Depuis des décennies, la méthode a été utilisée par tous les politiciens véreux israéliens : Pérès, Sharon, Olmert et à présent Netanyahou. “Je suis en difficulté sur le plan intérieur ? Pas de problème, je déclenche une exécution extrajudiciaire, des bombardements, une invasion, une guerre… L’unité nationale se réalise aussitôt et je suis sauvé”. C’est comme cela qu’il faut interpréter l’exécution extrajudiciaire d’un chef militaire du Jihad Islamique à Gaza (l’armée israélienne ne s’est pas embarrassée des “dommages collatéraux” ; huit membres de la famille Sawarkeh dont deux femmes et cinq enfants ont été “éliminé·es” lors du bombardement de leur maison le 14 novembre). Comme prévu, le Jihad a riposté. Et Gaza a connu un nouveau déluge de bombes. 36 mort·es. La routine.

Au moment où Trump piétine allègrement ce qui est censé s’appeler le droit international en affirmant la “légalité” des colonies israéliennes, la France et l’Union Européenne avaient une occasion de se démarquer. Perdu ! Alors que des immeubles étaient pulvérisés à Gaza, il y a eu un communiqué français… pour dénoncer les roquettes parties de l’enclave assiégée en guise de riposte. Dégueulasse !

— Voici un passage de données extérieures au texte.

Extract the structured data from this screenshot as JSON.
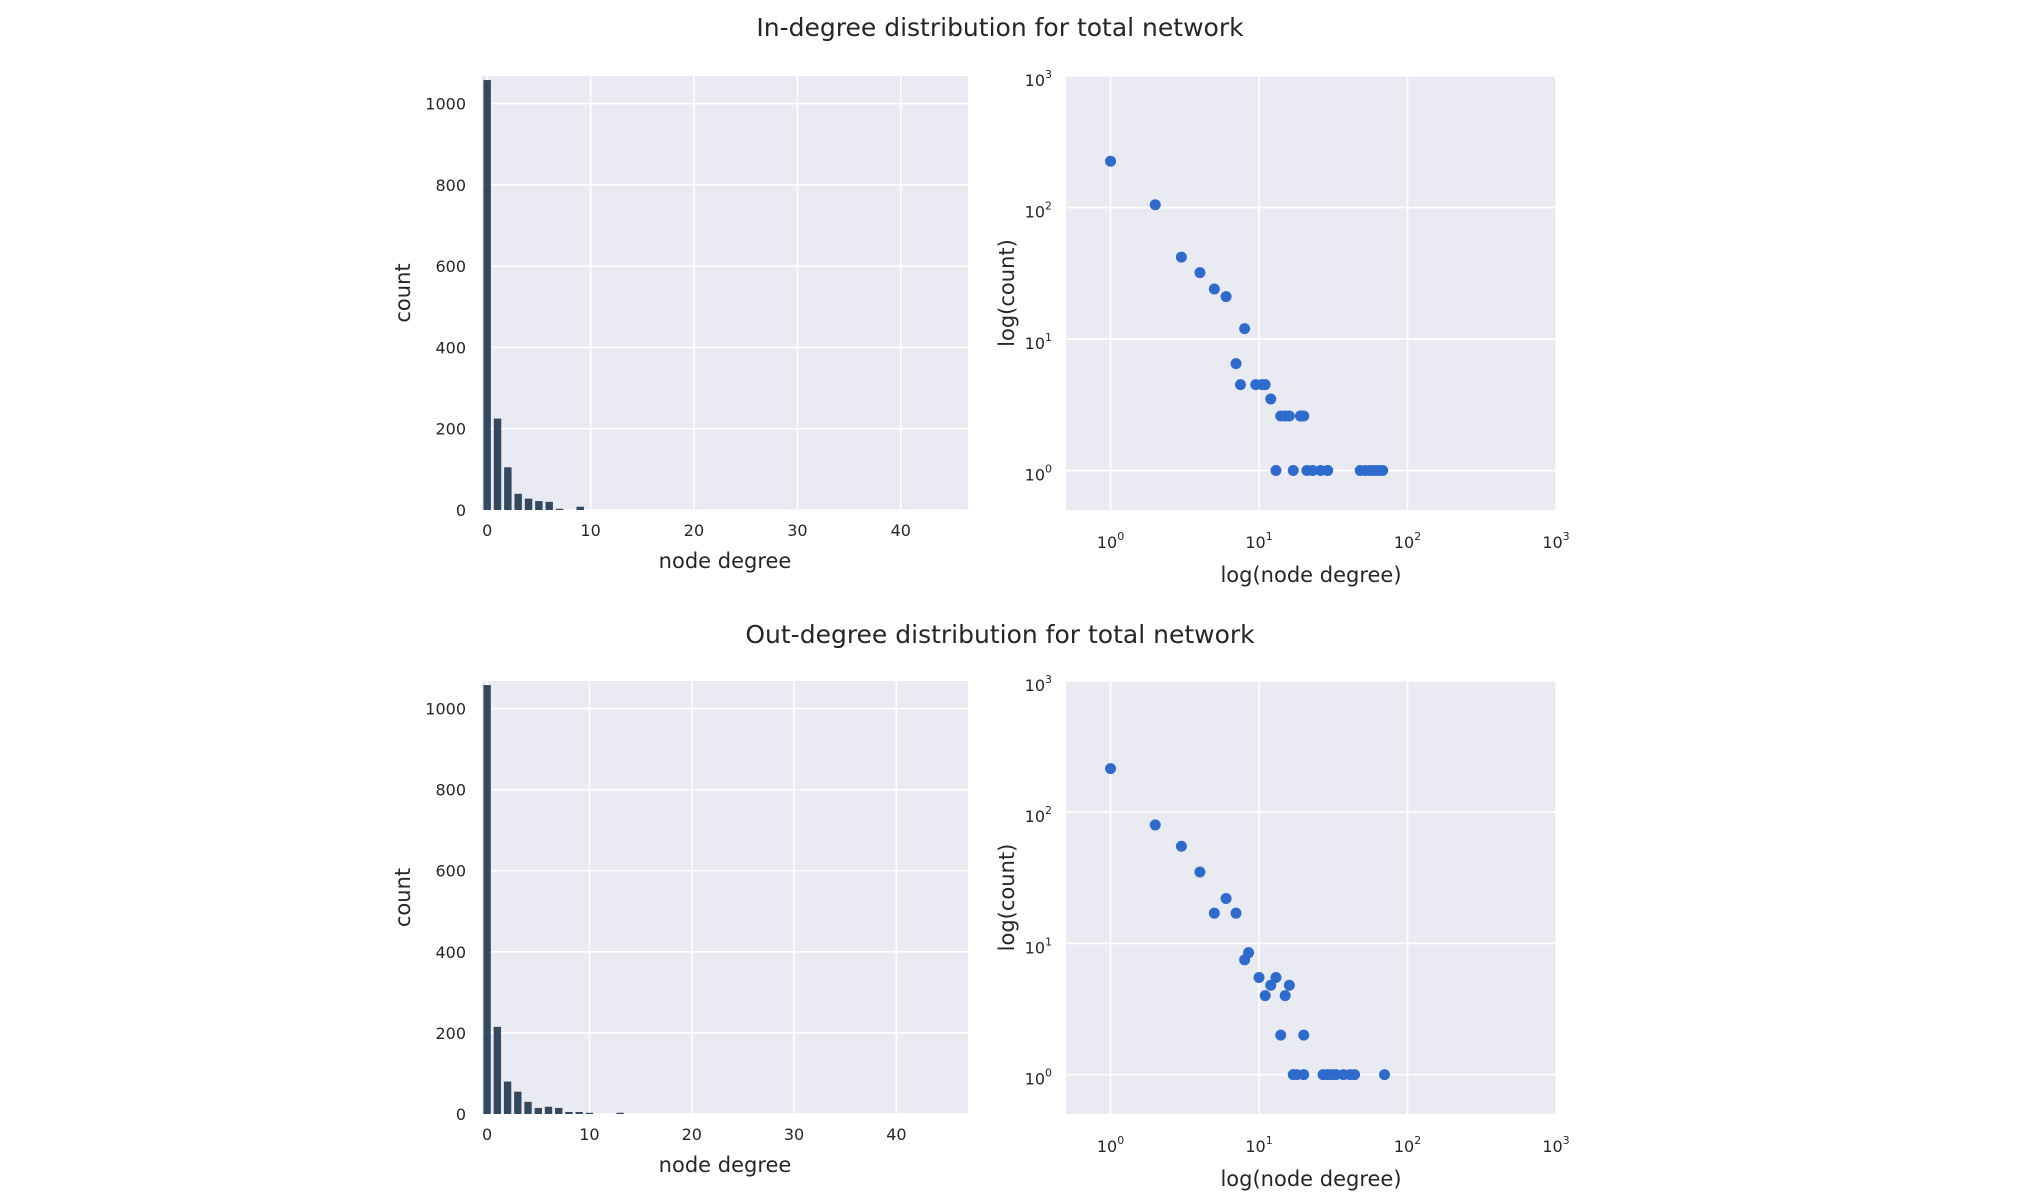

Comme prévu, Netanyahou a reçu le soutien de son opposant Ganz pour sa politique à Gaza ou pour le nouvel emprisonnement de la députée Khalida Jarrar, membre du FPLP. Il s’agit d’une “détention administrative”, donc il n’y a ni prétexte, ni procès. Dans les prisons israéliennes, on n’est pas soigné et on meurt. Sami Abu Diak avait 36 ans et luttait contre un cancer depuis cinq ans sans médicaments ni traitement. Il est le 222ème prisonnier politique palestinien mort en prison depuis 1967.

Certain·es se féliciteront que la prison se rapproche de Netanyahou ou qu’Israël soit momentanément ingouvernable. Pas de joie prématurée : le “centriste” Ganz qui propose à présent à Netanyahou une alternance au pouvoir est aussi un criminel de guerre.

Iran

Les témoignages manquent sur le massacre en cours. Un formidable mouvement social est né de l’augmentation du prix des carburants. En fait, la colère est généralisée avec l’explosion de la pauvreté, les pénuries nées de la rupture de l’accord sur le nucléaire iranien provoquée par Trump, la brutalité du régime (les lourdes peines de prison se multiplient, notamment pour les femmes qui refusent de porter le voile) et la corruption généralisée. Le régime a coupé Internet pour pouvoir réprimer à huis clos. Le 15 novembre, Amnesty International parlait de 145 mort·es avéré·es et probablement beaucoup plus.

Liban

Des membres du Hezbollah et de la milice Amal ont sauvagement attaqué les manifestant·es qui, toutes “communautés” confondues (puisque la “communauté” à laquelle on appartient figure sur les papiers d’identité), manifestent tous les jours contre le “système”, cette alliance de clans confessionnels corrompus qui dirigent le pays. Après son intervention pour sauver la dictature de Assad, le Hezbollah perd cette fois toute la popularité qu’il avait acquise dans sa résistance à l’occupation israélienne.